Bella Grega VI
Cap. 6 - O Testamento
Em seu imponente Rolls Royce dona Helena chegou na Bella Grega para falar com Cybele. Foi com Henriqueta que ela sempre está ao seu lado.
__ Bom dia Cybele!
__ Dona Helena, que surpresa boa! O que a traz aqui?
__ O testamento de meu filho.
__ Do Dr.Ricardo? E o que eu tenho a ver com isso?
__ Você soube que o Dario desapareceu?
__ Soube sim, uma tragédia. Mesmo com aqueles boatos sobre ele, era um bom rapaz.
__ Era sim. O problema é que o Dario está no testamento e uma das clausulas escritas pelo meu irmão diz que se todos os herdeiros não estiverem reunidos, o testamento não pode ser aberto.

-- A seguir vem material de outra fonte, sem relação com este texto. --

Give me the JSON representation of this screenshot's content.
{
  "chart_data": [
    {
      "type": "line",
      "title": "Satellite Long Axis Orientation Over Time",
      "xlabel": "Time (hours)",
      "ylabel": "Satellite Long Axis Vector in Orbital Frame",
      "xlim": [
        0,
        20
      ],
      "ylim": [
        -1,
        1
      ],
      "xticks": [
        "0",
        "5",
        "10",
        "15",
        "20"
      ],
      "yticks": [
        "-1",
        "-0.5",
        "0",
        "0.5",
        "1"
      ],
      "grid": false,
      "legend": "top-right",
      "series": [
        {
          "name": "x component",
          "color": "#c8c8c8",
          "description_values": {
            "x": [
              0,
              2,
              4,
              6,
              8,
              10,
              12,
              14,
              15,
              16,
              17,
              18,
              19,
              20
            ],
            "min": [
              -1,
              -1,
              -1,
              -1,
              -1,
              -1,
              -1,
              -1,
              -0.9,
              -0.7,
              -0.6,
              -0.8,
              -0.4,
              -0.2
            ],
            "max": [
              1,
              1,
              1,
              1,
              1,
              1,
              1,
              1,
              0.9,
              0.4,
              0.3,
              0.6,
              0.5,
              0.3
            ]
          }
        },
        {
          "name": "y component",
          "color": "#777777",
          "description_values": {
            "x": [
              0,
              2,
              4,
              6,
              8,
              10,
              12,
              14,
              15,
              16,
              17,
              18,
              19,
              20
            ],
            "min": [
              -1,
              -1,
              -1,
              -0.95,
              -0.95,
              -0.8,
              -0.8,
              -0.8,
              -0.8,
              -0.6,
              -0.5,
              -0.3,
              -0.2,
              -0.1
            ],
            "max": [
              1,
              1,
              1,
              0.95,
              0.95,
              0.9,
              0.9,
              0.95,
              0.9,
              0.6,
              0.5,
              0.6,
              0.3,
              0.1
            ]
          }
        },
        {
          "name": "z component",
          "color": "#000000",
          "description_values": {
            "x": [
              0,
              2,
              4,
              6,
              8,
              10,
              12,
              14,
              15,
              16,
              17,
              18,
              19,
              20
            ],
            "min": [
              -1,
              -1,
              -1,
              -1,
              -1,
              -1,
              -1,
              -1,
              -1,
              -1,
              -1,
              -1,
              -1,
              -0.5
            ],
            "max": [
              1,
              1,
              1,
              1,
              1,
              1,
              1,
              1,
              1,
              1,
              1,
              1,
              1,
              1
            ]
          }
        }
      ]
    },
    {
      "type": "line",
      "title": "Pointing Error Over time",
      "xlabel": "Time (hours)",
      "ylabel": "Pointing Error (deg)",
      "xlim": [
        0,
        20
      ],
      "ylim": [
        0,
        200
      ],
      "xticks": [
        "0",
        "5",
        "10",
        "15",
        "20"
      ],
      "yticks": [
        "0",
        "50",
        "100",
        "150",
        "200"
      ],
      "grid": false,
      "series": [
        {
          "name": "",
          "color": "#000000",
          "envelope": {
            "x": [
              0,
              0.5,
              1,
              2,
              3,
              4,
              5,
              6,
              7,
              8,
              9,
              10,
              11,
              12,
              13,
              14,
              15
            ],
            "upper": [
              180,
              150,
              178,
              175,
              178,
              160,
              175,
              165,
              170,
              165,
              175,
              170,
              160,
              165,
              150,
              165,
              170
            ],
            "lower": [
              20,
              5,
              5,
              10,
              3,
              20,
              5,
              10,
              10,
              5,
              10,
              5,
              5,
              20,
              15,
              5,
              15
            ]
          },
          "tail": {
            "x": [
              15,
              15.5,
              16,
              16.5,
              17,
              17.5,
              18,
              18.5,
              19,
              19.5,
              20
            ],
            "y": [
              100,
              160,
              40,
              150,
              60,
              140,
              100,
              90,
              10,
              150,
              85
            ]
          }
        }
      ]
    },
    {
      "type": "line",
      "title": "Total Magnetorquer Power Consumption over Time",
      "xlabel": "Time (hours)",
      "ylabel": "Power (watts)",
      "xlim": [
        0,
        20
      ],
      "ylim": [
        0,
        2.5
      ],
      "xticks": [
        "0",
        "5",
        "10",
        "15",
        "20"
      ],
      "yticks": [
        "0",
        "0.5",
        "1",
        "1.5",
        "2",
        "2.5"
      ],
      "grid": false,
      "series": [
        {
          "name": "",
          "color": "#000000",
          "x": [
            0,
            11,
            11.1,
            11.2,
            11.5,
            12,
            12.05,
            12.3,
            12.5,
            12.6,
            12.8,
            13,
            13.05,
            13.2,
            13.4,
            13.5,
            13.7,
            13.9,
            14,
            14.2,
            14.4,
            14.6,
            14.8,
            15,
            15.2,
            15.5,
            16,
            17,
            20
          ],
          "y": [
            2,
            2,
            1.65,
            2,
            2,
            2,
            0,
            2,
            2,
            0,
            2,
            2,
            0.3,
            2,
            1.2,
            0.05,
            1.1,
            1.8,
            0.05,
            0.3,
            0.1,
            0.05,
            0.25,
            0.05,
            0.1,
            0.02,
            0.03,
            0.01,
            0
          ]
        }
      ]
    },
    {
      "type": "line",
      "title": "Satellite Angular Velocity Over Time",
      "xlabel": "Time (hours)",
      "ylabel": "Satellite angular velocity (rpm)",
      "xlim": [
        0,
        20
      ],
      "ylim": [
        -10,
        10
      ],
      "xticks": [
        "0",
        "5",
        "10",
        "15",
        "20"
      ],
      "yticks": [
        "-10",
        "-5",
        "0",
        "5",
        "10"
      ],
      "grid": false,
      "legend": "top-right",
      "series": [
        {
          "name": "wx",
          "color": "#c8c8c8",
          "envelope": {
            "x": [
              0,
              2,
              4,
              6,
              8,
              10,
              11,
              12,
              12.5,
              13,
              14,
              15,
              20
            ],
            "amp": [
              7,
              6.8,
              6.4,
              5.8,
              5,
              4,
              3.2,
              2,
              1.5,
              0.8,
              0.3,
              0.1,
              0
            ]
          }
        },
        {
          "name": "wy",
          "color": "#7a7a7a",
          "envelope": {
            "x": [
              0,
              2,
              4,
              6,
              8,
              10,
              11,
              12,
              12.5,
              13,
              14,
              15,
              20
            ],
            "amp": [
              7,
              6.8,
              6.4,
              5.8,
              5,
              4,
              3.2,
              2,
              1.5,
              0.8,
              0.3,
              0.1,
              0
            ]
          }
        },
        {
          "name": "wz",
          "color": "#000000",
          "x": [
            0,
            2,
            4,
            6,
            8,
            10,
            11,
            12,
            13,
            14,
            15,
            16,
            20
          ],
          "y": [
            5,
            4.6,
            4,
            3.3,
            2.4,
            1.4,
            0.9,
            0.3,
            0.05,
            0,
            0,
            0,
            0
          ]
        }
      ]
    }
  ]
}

__ E como o Dario está desaparecido, o testamento não pode ser aberto.
__ Exatamente, por isso vim pedir a você que administre a Bella Grega por um mês.
__ Um mês? Mas é muito tempo. Por que um mês?
__ Dentro de um mês o testamento poderá ser aberto sem a presença de todos os herdeiros.
__ Ah bom, então é só até o testamento ser aberto e Silvia herdar Bella Grega?
__ É! Exatamente isso, pode fazer?
__ Já que é só por um mês, tudo bem.
__ Ótimo! Foi muito bom eu ter vindo, até por que não vinha aqui a anos.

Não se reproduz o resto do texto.